Grâce la possibilité d’exploration de la microvascularisation qu’elle procure, l’IRM de perfusion a un intérêt dans :

  • les pathologies vasculaires : accident vasculaire cérébral ischémique (recherche d’une zone de pénombre / d’une discordance correspondant à du tissu cérébral viable), étude du vasospasme dans l’hémorragie sous-arachnoïdienne
  • les pathologies tumorales : l’IRM de perfusion permet d’évaluer la néoangiogénèse et la vascularisation tumorale ce qui a un impact pour le diagnostic ou le suivi thérapeutique de certaines tumeurs nerveuses (gliome de haut grade, méningiome lymphome, astrocytome pilocytaire, métastase…)
  • les pathologies infectieuse ou inflammatoire, dont une des caractéristiques physiopathologique est l’hypervascularisation, peuvent être explorées en IRM de perfusion (abcès, maladie de Crohn…)

Les techniques d’IRM de perfusion de premier passage et par marquage de spins exigent une haute résolution temporelle, un bon rapport signal / bruit avec résolution spatiale la plus élevée possible.

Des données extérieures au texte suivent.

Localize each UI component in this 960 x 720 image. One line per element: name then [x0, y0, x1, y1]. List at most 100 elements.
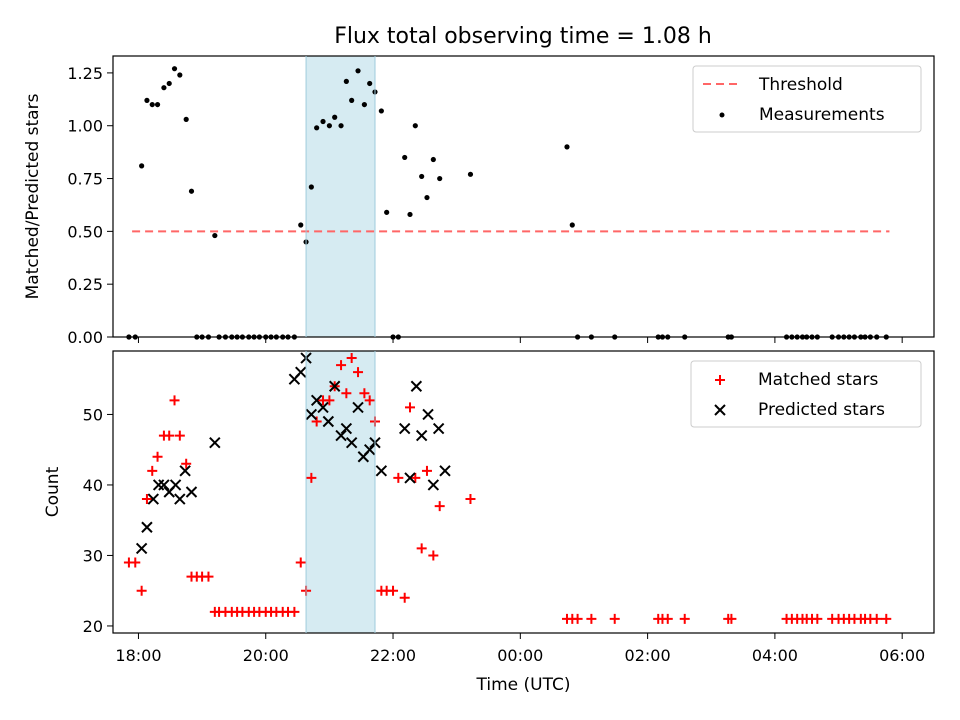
measurement-point [154, 101, 161, 108]
matched-star-point [586, 613, 597, 624]
measurement-point [308, 184, 314, 190]
predicted-star-point [375, 465, 388, 477]
legend: Threshold Measurements [692, 65, 922, 133]
matched-star-point [405, 402, 416, 413]
predicted-star-point [415, 429, 428, 442]
matched-star-point [181, 458, 192, 469]
measurement-point [467, 171, 474, 177]
matched-star-point [341, 388, 352, 399]
predicted-star-point [185, 486, 198, 498]
matched-star-point [881, 613, 892, 624]
measurement-point [402, 154, 408, 161]
measurement-point [149, 101, 155, 108]
measurement-point [424, 194, 430, 201]
predicted-star-point [322, 415, 335, 428]
chart-title: Flux total observing time = 1.08 h [334, 24, 712, 49]
matched-star-point [289, 606, 300, 617]
measurement-point [326, 123, 332, 129]
predicted-star-point [174, 493, 186, 505]
matched-star-point [136, 585, 147, 596]
y-tick-label: 50 [83, 405, 103, 424]
legend-matched-label: Matched stars [758, 370, 878, 390]
y-tick-label: 0.00 [67, 328, 103, 347]
x-tick-label: 04:00 [752, 646, 798, 665]
predicted-star-point [439, 465, 451, 477]
highlight-band [306, 56, 375, 337]
y-tick-label: 40 [83, 476, 103, 495]
matched-star-point [152, 451, 163, 462]
matched-star-point [130, 557, 141, 568]
y-tick-label: 0.75 [67, 170, 103, 189]
measurement-point [332, 114, 338, 120]
predicted-star-point [179, 465, 191, 477]
matched-star-point [364, 395, 375, 406]
matched-star-point [203, 571, 214, 582]
matched-star-point [311, 416, 322, 427]
y-tick-label: 20 [83, 617, 103, 636]
matched-star-point [416, 543, 427, 554]
predicted-star-point [147, 493, 160, 505]
predicted-star-point [432, 422, 445, 435]
matched-star-points [123, 353, 892, 624]
matched-star-point [399, 592, 410, 603]
matched-star-point [141, 494, 152, 505]
measurement-point [171, 66, 178, 72]
legend-predicted-swatch [714, 404, 726, 416]
matched-star-point [295, 557, 306, 568]
predicted-legend-marker [714, 404, 726, 416]
predicted-star-point [363, 443, 376, 456]
matched-star-point [662, 613, 673, 624]
x-tick-label: 22:00 [370, 646, 416, 665]
predicted-star-points [135, 352, 451, 555]
matched-star-point [871, 613, 882, 624]
legend-measurements-swatch [719, 112, 725, 118]
matched-legend-marker [715, 375, 725, 385]
ratio-panel: 0.00 0.25 0.50 0.75 1.00 1.25 Matched/Predict… [23, 55, 935, 347]
measurement-point [139, 163, 145, 169]
measurement-point [564, 144, 570, 150]
legend-box [690, 360, 922, 428]
matched-star-point [393, 472, 404, 483]
predicted-star-point [317, 401, 329, 414]
predicted-star-point [305, 408, 318, 421]
matched-star-point [812, 613, 823, 624]
count-panel: 20 30 40 50 18:00 20:00 22:00 00:00 02:00 04:00 0… [43, 350, 935, 695]
legend-matched-swatch [715, 375, 725, 385]
y-tick-label: 1.00 [67, 117, 103, 136]
legend-measurements-label: Measurements [759, 105, 885, 125]
predicted-star-point [158, 479, 170, 491]
matched-star-point [147, 465, 158, 476]
y-tick-label: 0.25 [67, 275, 103, 294]
y-tick-label: 1.25 [67, 64, 103, 83]
matched-star-point [324, 395, 335, 406]
matched-star-point [572, 613, 583, 624]
predicted-star-point [152, 479, 165, 491]
predicted-star-point [141, 521, 153, 533]
matched-star-point [679, 613, 690, 624]
x-axis-ticks [137, 337, 903, 343]
x-tick-label: 20:00 [243, 646, 289, 665]
legend: Matched stars Predicted stars [690, 360, 922, 428]
y-axis-label: Matched/Predicted stars [23, 93, 43, 299]
measurement-point [183, 116, 189, 122]
predicted-star-point [169, 479, 182, 491]
measurement-point [177, 72, 183, 78]
matched-star-point [169, 395, 180, 406]
measurement-point [430, 156, 436, 163]
matched-star-point [306, 472, 317, 483]
legend-predicted-label: Predicted stars [758, 400, 885, 420]
measurement-point [298, 222, 304, 228]
x-tick-label: 00:00 [497, 646, 543, 665]
y-axis-ticks: 20 30 40 50 [83, 405, 113, 636]
predicted-star-point [427, 479, 440, 491]
predicted-star-point [404, 472, 416, 484]
matched-star-point [726, 613, 737, 624]
matched-star-point [346, 353, 357, 364]
matched-star-point [388, 585, 399, 596]
measurement-point [384, 209, 390, 215]
matched-star-point [421, 465, 432, 476]
matched-star-point [609, 613, 620, 624]
matched-star-point [164, 430, 175, 441]
matched-star-point [174, 430, 185, 441]
measurement-point [212, 232, 218, 239]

Elles bénéficient des méthodes d’acquisition parallèle, de la montée en intensité des champs statiques (3 T, voire 7 T) et de l’optimisation des séquences (Echo planar, PRESTO : PRinciples of Echo-Shifting with a Train of Observations, Echo de gradient à l’état d’équilibre avec renforcement T2, écho de spin ultra-rapide…). Avec l’amélioration de ces techniques, leurs applications cliniques sont ainsi amenées à se développer.